FLUKE had a lot of cartoonists whose work I was familiar with but who I’ve never had a chance to hang out with. Hunter, who’s in grad school with me, introduced me to Joey Weiser and David Yoder. Both are really nice guys, and while I’d read Joey’s Flight story I hadn’t seen much of his other stuff. He gave me his minis and they totally blew me away. He’s got a great hand at storytelling, and I can’t wait to see what he comes up with next.

I had dinner with Dean Trippe, who does Butterfly and is part of the Lunchbox Funnies Collective, along with some of his cartoonist friends from Nashville. Dean is an incredibly nice guy, and was actually the person who told me about Scad’s graduate program on a message board a while back. Afterwards we went to Drew Weing and Eleanor Davis’s house for a prohibition party where we got to sample Drew’s homemade beer.

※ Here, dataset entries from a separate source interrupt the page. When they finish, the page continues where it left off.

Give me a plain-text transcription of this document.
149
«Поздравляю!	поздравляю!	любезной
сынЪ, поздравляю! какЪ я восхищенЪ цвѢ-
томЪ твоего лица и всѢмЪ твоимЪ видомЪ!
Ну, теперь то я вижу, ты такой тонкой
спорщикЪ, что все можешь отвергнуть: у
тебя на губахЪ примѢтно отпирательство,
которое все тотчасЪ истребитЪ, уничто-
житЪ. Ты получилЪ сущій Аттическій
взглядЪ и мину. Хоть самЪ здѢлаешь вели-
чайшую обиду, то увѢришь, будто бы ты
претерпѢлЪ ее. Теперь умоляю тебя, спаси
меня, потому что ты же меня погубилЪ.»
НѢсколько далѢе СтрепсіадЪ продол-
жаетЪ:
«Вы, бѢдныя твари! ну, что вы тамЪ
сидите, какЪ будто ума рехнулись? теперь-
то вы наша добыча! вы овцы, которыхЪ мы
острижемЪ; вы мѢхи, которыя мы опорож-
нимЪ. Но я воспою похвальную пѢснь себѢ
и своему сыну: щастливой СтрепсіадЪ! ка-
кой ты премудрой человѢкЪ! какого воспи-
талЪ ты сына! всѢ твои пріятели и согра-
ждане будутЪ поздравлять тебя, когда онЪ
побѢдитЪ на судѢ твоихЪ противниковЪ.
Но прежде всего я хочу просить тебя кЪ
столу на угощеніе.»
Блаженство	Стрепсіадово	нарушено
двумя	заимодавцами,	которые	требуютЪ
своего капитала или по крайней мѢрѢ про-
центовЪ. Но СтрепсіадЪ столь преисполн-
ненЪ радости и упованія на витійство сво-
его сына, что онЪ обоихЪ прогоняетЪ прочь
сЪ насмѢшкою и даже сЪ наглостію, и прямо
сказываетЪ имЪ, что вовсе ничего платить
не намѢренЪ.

It was a really great night. I’d never been to an all-cartoonist party before, where everybody talks shop and draws pictures and compares sketchbooks – it was one of the most fun times I’ve had in a while. I spent most of the evening talking to that king of the crosshatch, Chris Wright. Chris was the third cartoonist at the party working on a pirate book (in addition to me and Drew). Apparently pirates are the new autobio.

Tonight I’m going to work on the website and my business cards (for a class), and hopefully the website revamp will be underway soon.

Also, I've got a phone conference later today, so I MAY have some big news.